Situasi yang sama juga dialami oleh Sarwiyati (55 tahun). Sarwiyati sebelumnya tinggal di Menggala. Pada hari itu, 6 Februari 1989, ia pergi ke Cihideung untuk menengok ibunya. Sebelumnya, ia bermimpi yang membuatnya ingin bertemu dengan ibunya, sehingga ia memutuskan untuk pergi ke Cihideung dari Menggala
Tidak lama setelah tiba di rumah orang tuanya, ia mendengar keributan di luar.
Karena peristiwa itu, rumah sang ibu habis terbakar. Sarwiyati bersama ibu dan kakak perempuannya, Turasih lalu tinggal di gubuk berukuran 2 x 5 meter berlantai tanah.
Mereka sering kali terserang demam dan muntaber. "Air kami ambil dari rawa, makan apa yang ada," ujar Sarwiyati, mengatakan bahwa ia merasa sakit perut jika harus makan oyek karena tidak terbiasa.

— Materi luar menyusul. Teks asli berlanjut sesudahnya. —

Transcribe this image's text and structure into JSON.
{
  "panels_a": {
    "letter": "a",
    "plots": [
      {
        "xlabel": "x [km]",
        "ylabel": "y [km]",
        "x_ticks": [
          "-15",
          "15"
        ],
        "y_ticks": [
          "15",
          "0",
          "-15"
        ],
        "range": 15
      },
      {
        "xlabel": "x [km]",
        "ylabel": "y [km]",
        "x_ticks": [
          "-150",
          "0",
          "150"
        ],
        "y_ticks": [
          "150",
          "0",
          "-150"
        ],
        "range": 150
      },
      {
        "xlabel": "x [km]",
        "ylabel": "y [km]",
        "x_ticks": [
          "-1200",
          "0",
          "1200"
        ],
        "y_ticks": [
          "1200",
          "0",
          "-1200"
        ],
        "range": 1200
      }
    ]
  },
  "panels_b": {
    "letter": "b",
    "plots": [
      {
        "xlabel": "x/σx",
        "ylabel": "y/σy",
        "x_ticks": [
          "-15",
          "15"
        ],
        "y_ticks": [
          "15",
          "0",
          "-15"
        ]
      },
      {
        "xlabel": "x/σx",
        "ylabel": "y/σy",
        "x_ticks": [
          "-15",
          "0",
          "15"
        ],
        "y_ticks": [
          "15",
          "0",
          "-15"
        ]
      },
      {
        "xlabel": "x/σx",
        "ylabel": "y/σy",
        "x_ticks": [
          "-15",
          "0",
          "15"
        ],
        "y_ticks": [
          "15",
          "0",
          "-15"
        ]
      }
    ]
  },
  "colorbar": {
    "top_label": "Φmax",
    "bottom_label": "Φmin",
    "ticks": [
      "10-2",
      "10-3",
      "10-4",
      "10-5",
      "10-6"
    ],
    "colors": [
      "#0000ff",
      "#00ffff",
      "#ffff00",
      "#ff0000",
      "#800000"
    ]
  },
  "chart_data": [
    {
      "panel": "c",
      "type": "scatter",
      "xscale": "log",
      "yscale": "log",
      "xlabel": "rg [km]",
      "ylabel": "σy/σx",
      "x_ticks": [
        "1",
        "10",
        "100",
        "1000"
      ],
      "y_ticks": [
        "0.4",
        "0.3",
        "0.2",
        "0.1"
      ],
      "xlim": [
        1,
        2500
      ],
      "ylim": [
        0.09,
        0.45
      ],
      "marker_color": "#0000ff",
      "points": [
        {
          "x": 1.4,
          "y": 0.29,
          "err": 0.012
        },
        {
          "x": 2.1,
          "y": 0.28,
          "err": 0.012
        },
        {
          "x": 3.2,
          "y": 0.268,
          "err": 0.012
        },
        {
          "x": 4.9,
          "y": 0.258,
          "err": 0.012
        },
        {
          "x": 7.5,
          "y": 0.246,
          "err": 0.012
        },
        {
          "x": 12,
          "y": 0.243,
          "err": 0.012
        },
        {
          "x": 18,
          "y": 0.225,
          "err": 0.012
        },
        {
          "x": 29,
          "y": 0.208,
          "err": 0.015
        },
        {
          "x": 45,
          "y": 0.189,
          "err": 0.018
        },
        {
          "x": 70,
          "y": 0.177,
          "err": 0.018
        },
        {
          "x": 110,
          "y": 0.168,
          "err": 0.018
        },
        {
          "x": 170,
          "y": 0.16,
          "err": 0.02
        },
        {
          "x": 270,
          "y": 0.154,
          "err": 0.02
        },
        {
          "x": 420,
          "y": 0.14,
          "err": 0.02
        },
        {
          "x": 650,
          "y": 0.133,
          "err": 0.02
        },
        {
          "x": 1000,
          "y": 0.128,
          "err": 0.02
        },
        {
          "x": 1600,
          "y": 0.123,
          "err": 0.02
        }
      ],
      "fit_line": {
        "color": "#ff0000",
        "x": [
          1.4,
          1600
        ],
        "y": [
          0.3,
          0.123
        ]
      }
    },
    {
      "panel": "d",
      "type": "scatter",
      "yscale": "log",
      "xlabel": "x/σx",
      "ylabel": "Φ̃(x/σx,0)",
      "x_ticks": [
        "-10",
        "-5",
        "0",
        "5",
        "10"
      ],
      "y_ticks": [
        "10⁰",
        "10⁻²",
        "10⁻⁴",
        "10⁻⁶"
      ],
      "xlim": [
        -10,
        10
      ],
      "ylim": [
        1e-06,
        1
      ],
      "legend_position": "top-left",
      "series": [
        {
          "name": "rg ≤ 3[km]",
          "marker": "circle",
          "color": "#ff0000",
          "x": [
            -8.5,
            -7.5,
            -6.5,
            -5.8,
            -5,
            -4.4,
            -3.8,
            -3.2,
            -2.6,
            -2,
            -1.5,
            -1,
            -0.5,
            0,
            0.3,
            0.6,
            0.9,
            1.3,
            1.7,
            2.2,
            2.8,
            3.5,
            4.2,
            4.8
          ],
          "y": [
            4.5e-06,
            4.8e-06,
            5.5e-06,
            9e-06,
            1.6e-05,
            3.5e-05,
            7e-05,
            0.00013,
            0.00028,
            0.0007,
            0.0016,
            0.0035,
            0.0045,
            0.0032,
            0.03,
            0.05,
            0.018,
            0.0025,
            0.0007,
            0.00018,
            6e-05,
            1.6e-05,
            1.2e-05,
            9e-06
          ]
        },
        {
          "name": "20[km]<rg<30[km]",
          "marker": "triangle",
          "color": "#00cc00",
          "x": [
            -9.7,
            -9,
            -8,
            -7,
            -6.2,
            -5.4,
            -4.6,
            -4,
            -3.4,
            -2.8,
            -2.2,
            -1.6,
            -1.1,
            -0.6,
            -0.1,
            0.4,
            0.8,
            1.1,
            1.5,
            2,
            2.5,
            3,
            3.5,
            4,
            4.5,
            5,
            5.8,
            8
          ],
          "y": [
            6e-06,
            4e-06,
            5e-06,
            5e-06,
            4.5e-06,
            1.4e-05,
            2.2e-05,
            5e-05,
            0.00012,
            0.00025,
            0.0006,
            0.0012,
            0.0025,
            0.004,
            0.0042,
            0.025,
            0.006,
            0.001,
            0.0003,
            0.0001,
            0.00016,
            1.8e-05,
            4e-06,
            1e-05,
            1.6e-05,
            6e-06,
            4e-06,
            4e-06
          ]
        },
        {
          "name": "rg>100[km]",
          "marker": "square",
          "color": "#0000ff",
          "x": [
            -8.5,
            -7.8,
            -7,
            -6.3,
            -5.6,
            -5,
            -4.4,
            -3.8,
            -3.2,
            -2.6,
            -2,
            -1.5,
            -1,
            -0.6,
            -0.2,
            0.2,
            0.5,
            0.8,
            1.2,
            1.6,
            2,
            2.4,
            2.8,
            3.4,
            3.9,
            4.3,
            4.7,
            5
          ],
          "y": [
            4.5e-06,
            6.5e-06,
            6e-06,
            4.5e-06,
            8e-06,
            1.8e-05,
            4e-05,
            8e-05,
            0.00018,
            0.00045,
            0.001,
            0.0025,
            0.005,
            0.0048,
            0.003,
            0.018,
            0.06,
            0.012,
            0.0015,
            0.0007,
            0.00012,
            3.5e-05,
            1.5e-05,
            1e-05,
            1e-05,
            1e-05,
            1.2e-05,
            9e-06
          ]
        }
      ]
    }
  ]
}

Saat itu, Sarwiyati memiliki dua anak laki-laki, yang berusia 11 bulan dan 8 tahun. "Sangat sulit. Kami berjuang sekuat tenaga," katanya.
Ketakutan tersebut bahkan membuatnya demam ketika melihat tentara berseragam karena senjata laras panjang pernah diarahkan kepadanya.